さっきの焼印といい、これといい、これらは広島を思い出します。原爆タイプという名前をつければ、あまりにもエグいでしょうか。原爆の日に、広島市内の銀行の石段に坐っていた人の影がそのまま焼きついていた、あれです。あれと同じ原理です。この建物の影が、そのまま人間存在の影のようです。その影を焼付けたものが、原爆とはまた違う複雑な事情のエネルギーですが。
〔「超芸術トマソン」赤瀬川原平著 ちくま文庫 1987年 ISBN4-480-02189-2 より〕

 とあるように、「超芸術トマソン」筆者の赤瀬川原平氏もちょっと抵抗を感じながらも命名した原爆タイプトマソン。何か違う名称をつける事も考えたのですが、敢えてそのまま原爆タイプトマソンという名称で呼ぶことにします。


 では早速、原爆タイプトマソンとは何か。


 こちらは1枚目の写真の風景を正面から撮影したものです。土留の擁壁にくっきりと、家屋のようなものの跡が残されています。これが、原爆タイプトマソンです。かつてはここに家屋あるいは小屋があったのでしょうが、それが撤去されて現在はただ跡のみが残っているという状態です。


 つまり原爆タイプトマソンというものは簡単に言いますと「何かがあった跡」なのです。それがなぜ都心部、市街地に多いのかと言いますと、

(1)住宅・ビルの建て替えや再開発による取り壊しが多い。
(2)建物自体が密集しているため、跡が残りやすい。

という理由があります。
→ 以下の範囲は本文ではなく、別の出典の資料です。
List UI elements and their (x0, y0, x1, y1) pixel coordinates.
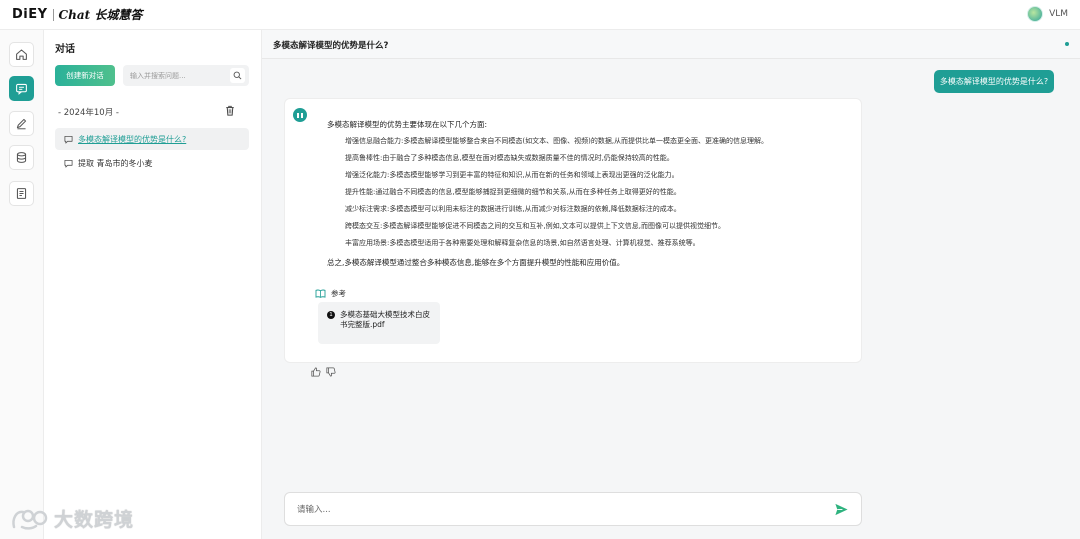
answer-point: 提高鲁棒性:由于融合了多种模态信息,模型在面对模态缺失或数据质量不佳的情况时,仍… (345, 154, 674, 162)
conversation-item[interactable]: 多模态解译模型的优势是什么? (55, 128, 249, 150)
conversation-search (123, 65, 249, 86)
user-avatar[interactable] (1027, 6, 1044, 22)
answer-points: 增强信息融合能力:多模态解译模型能够整合来自不同模态(如文本、图像、视频)的数据… (345, 136, 855, 255)
user-message: 多模态解译模型的优势是什么? (934, 70, 1054, 93)
answer-point: 增强信息融合能力:多模态解译模型能够整合来自不同模态(如文本、图像、视频)的数据… (345, 137, 769, 145)
rail-database-button[interactable] (9, 145, 34, 170)
search-input[interactable] (123, 71, 223, 80)
chat-area: 多模态解译模型的优势是什么? 多模态解译模型的优势是什么? 多模态解译模型的优势… (262, 30, 1080, 539)
user-name: VLM (1049, 9, 1068, 19)
message-input[interactable] (297, 502, 817, 518)
assistant-message: 多模态解译模型的优势主要体现在以下几个方面: 增强信息融合能力:多模态解译模型能… (284, 98, 862, 363)
assistant-avatar-icon (293, 108, 307, 122)
home-icon (16, 49, 27, 60)
conversation-title: 提取 青岛市的冬小麦 (78, 158, 153, 168)
answer-point: 增强泛化能力:多模态模型能够学习到更丰富的特征和知识,从而在新的任务和领域上表现… (345, 171, 679, 179)
answer-intro: 多模态解译模型的优势主要体现在以下几个方面: (327, 120, 488, 129)
document-icon (16, 188, 27, 199)
top-bar: DiEY Chat 长城慧答 VLM (0, 0, 1080, 30)
answer-point: 提升性能:通过融合不同模态的信息,模型能够捕捉到更细微的细节和关系,从而在多种任… (345, 188, 681, 196)
thumbs-down-icon[interactable] (326, 367, 336, 377)
reference-index: 1 (327, 311, 335, 319)
chat-icon (16, 83, 27, 95)
database-icon (16, 152, 27, 163)
watermark-text: 大数跨境 (54, 509, 135, 531)
edit-icon (16, 118, 27, 130)
logo-text-secondary: Chat 长城慧答 (58, 8, 143, 22)
status-dot (1065, 42, 1069, 46)
logo-text-primary: DiEY (12, 7, 48, 22)
reference-heading: 参考 (315, 288, 346, 299)
conversation-item[interactable]: 提取 青岛市的冬小麦 (55, 152, 249, 174)
answer-point: 减少标注需求:多模态模型可以利用未标注的数据进行训练,从而减少对标注数据的依赖,… (345, 205, 681, 213)
rail-edit-button[interactable] (9, 111, 34, 136)
new-chat-button[interactable]: 创建新对话 (55, 65, 115, 86)
answer-point: 跨模态交互:多模态解译模型能够促进不同模态之间的交互和互补,例如,文本可以提供上… (345, 222, 726, 230)
reference-heading-label: 参考 (331, 289, 346, 298)
search-button[interactable] (230, 68, 245, 83)
message-composer (284, 492, 862, 526)
chat-title: 多模态解译模型的优势是什么? (273, 41, 389, 51)
book-icon (315, 289, 326, 298)
chat-header: 多模态解译模型的优势是什么? (262, 30, 1080, 59)
answer-summary: 总之,多模态解译模型通过整合多种模态信息,能够在多个方面提升模型的性能和应用价值… (327, 258, 625, 267)
chat-bubble-icon (64, 159, 73, 168)
thumbs-up-icon[interactable] (311, 367, 321, 377)
icon-rail (0, 30, 44, 539)
logo-divider (52, 8, 54, 21)
watermark-logo-icon (12, 509, 48, 530)
feedback-actions (311, 367, 336, 377)
user-menu[interactable]: VLM (1027, 6, 1068, 22)
search-icon (233, 71, 242, 80)
chat-bubble-icon (64, 135, 73, 144)
answer-point: 丰富应用场景:多模态模型适用于各种需要处理和解释复杂信息的场景,如自然语言处理、… (345, 239, 700, 247)
trash-icon[interactable] (225, 105, 235, 116)
conversation-title: 多模态解译模型的优势是什么? (78, 134, 187, 144)
send-icon[interactable] (834, 502, 849, 517)
date-group-label: - 2024年10月 - (58, 108, 119, 118)
app-logo[interactable]: DiEY Chat 长城慧答 (0, 6, 142, 23)
rail-home-button[interactable] (9, 42, 34, 67)
panel-title: 对话 (55, 44, 75, 55)
reference-card[interactable]: 1 多模态基础大模型技术白皮书完整版.pdf (318, 302, 440, 344)
watermark: 大数跨境 (10, 505, 134, 532)
rail-chat-button[interactable] (9, 76, 34, 101)
reference-title: 多模态基础大模型技术白皮书完整版.pdf (340, 310, 430, 329)
conversation-panel: 对话 创建新对话 - 2024年10月 - 多模态解译模型的优势是什么? 提取 … (44, 30, 262, 539)
rail-document-button[interactable] (9, 181, 34, 206)
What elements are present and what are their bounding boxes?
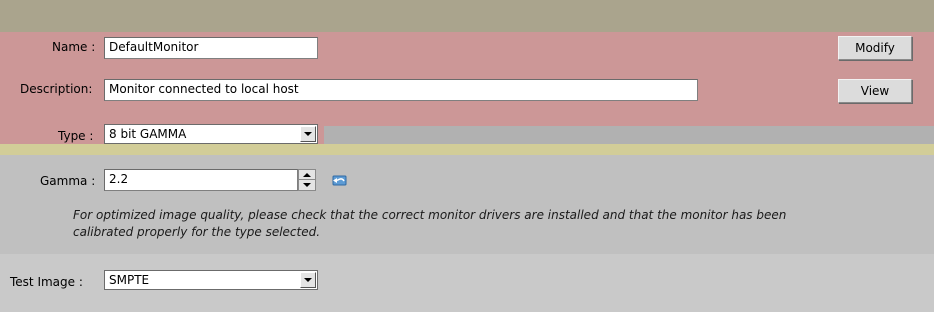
view-button[interactable]: View	[838, 79, 912, 103]
calibration-note-line2: calibrated properly for the type selecte…	[73, 225, 321, 239]
section-separator	[0, 144, 934, 155]
gamma-spinner[interactable]	[298, 169, 316, 191]
top-band	[0, 0, 934, 32]
type-row-background	[324, 126, 934, 144]
type-select-value: 8 bit GAMMA	[109, 127, 187, 141]
type-select[interactable]: 8 bit GAMMA	[104, 124, 318, 144]
reset-arrow-icon[interactable]	[330, 173, 348, 187]
spin-up-icon[interactable]	[299, 170, 315, 180]
calibration-note-line1: For optimized image quality, please chec…	[73, 208, 787, 222]
test-image-label: Test Image :	[10, 275, 83, 289]
test-image-select-value: SMPTE	[109, 273, 150, 287]
gamma-input[interactable]: 2.2	[104, 169, 298, 191]
modify-button[interactable]: Modify	[838, 36, 912, 60]
calibration-note: For optimized image quality, please chec…	[73, 207, 786, 241]
type-label: Type :	[58, 129, 94, 143]
gamma-label: Gamma :	[40, 174, 96, 188]
name-input[interactable]: DefaultMonitor	[104, 37, 318, 59]
spin-down-icon[interactable]	[299, 180, 315, 190]
name-label: Name :	[52, 40, 96, 54]
chevron-down-icon[interactable]	[300, 272, 316, 288]
chevron-down-icon[interactable]	[300, 126, 316, 142]
description-input[interactable]: Monitor connected to local host	[104, 79, 698, 101]
test-image-select[interactable]: SMPTE	[104, 270, 318, 290]
description-label: Description:	[20, 82, 93, 96]
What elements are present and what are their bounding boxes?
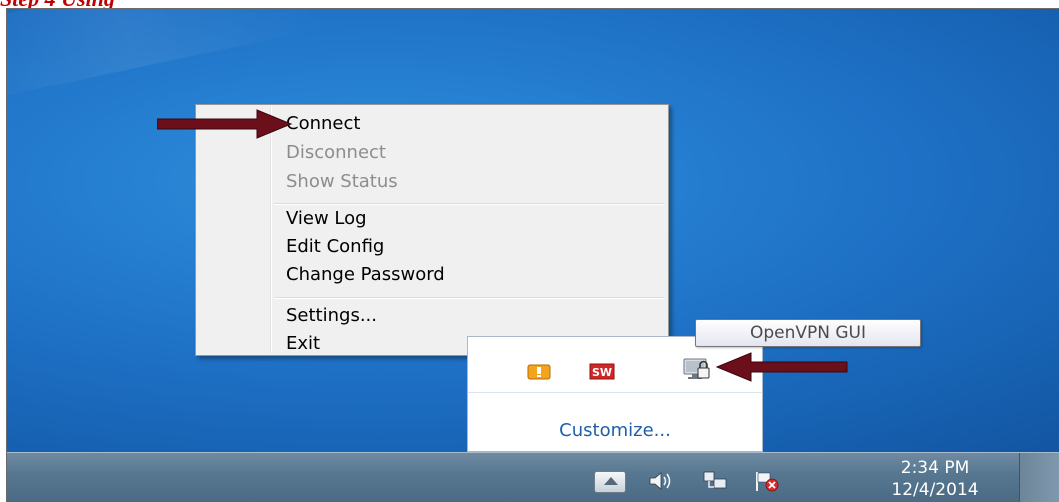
menu-item-view-log[interactable]: View Log	[286, 208, 367, 230]
menu-item-disconnect: Disconnect	[286, 142, 386, 163]
sw-app-icon[interactable]: SW	[589, 361, 615, 381]
annotation-arrow-tray-icon	[715, 352, 848, 382]
screenshot-frame: Connect Disconnect Show Status View Log …	[6, 8, 1059, 502]
svg-text:SW: SW	[592, 366, 612, 379]
openvpn-context-menu: Connect Disconnect Show Status View Log …	[195, 104, 669, 356]
clock-date: 12/4/2014	[891, 480, 979, 500]
chevron-up-icon	[604, 477, 618, 485]
openvpn-tooltip: OpenVPN GUI	[695, 319, 921, 347]
tray-divider	[468, 392, 762, 393]
menu-item-show-status: Show Status	[286, 171, 398, 192]
openvpn-monitor-icon[interactable]	[682, 357, 712, 383]
menu-separator	[274, 297, 664, 299]
network-icon[interactable]	[701, 470, 729, 492]
menu-item-connect[interactable]: Connect	[286, 113, 360, 135]
annotation-arrow-connect	[157, 109, 293, 139]
menu-item-change-password[interactable]: Change Password	[286, 264, 445, 286]
taskbar-clock[interactable]: 2:34 PM 12/4/2014	[865, 457, 1005, 501]
taskbar: 2:34 PM 12/4/2014	[7, 452, 1059, 502]
clock-time: 2:34 PM	[900, 458, 970, 478]
menu-item-edit-config[interactable]: Edit Config	[286, 236, 384, 258]
customize-link[interactable]: Customize...	[468, 420, 762, 442]
action-center-flag-icon[interactable]	[753, 470, 781, 492]
show-hidden-icons-button[interactable]	[594, 471, 626, 493]
menu-separator	[274, 203, 664, 205]
show-desktop-button[interactable]	[1019, 453, 1059, 502]
menu-item-settings[interactable]: Settings...	[286, 305, 377, 327]
menu-item-exit[interactable]: Exit	[286, 333, 320, 355]
alert-shield-icon[interactable]	[526, 361, 552, 381]
volume-icon[interactable]	[647, 470, 675, 492]
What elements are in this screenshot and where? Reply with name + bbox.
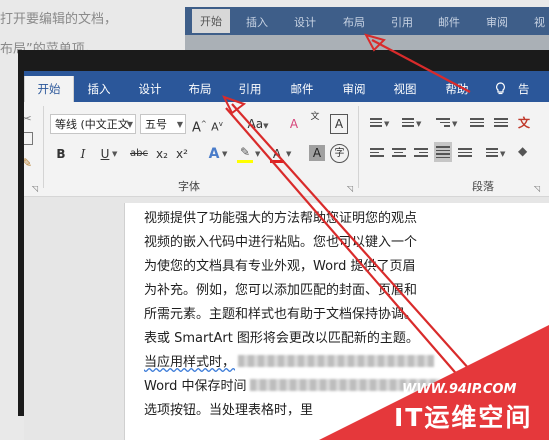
watermark-logo: IT运维空间 <box>394 403 533 432</box>
watermark-url: WWW.94IP.COM <box>402 382 517 397</box>
annotation-arrow-shaft <box>371 39 471 93</box>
裏をかえせば建物を壊さなければ発生しないトマソンだし、取り壊した建物の脇に影を映すものがなければまた発生しない、というものなのですね。そして原爆タイプトマソンを発見するためには、空き地の存在が必須と言っても過言ではありません。


 ではいくつか原爆タイプトマソンの具体例を挙げていきます。

東京都中央区銀座で発見。空き地の際に見えるのは、三角屋根の住宅が隣接していたと推測される原爆タイプトマソン。

神奈川県横浜市中区野毛で発見。繁華街にぽっかりとできた空き地の奥に、かつての住宅の跡を残しています。

東京都港区浜松町で発見。建物がなくなり、駐輪場と原爆タイプトマソンが残りました。

東京都新宿区にあったのは、道路拡幅を伴う再開発の準備段階で既に消えたビルの跡と、それを映すこれから消え行くのかもしれない建物。

東京都中央区銀座。ビルの跡の上に広告看板が設置され、空き地は時間貸駐車場に。無駄のない土地と壁面の利用。


 ざっと挙げていきましたが、いかがでしょう。言われてみればこんな風景を目にした事のある方いらっしゃいませんか?特に後半の三点は、都心部でよく見かけるビル跡の原爆タイプトマソンです。殆どの街に、一点はあるのではないかと思います。


 ちょっと意識を持ってみると、そこにはかつてあった建物の跡が、赤瀬川原平氏言うところの「複雑な事情のエネルギー」として残っています。みちくさついでに空き地や駐車場を見かけたら、原爆タイプトマソンを探してみては、いかがでしょう。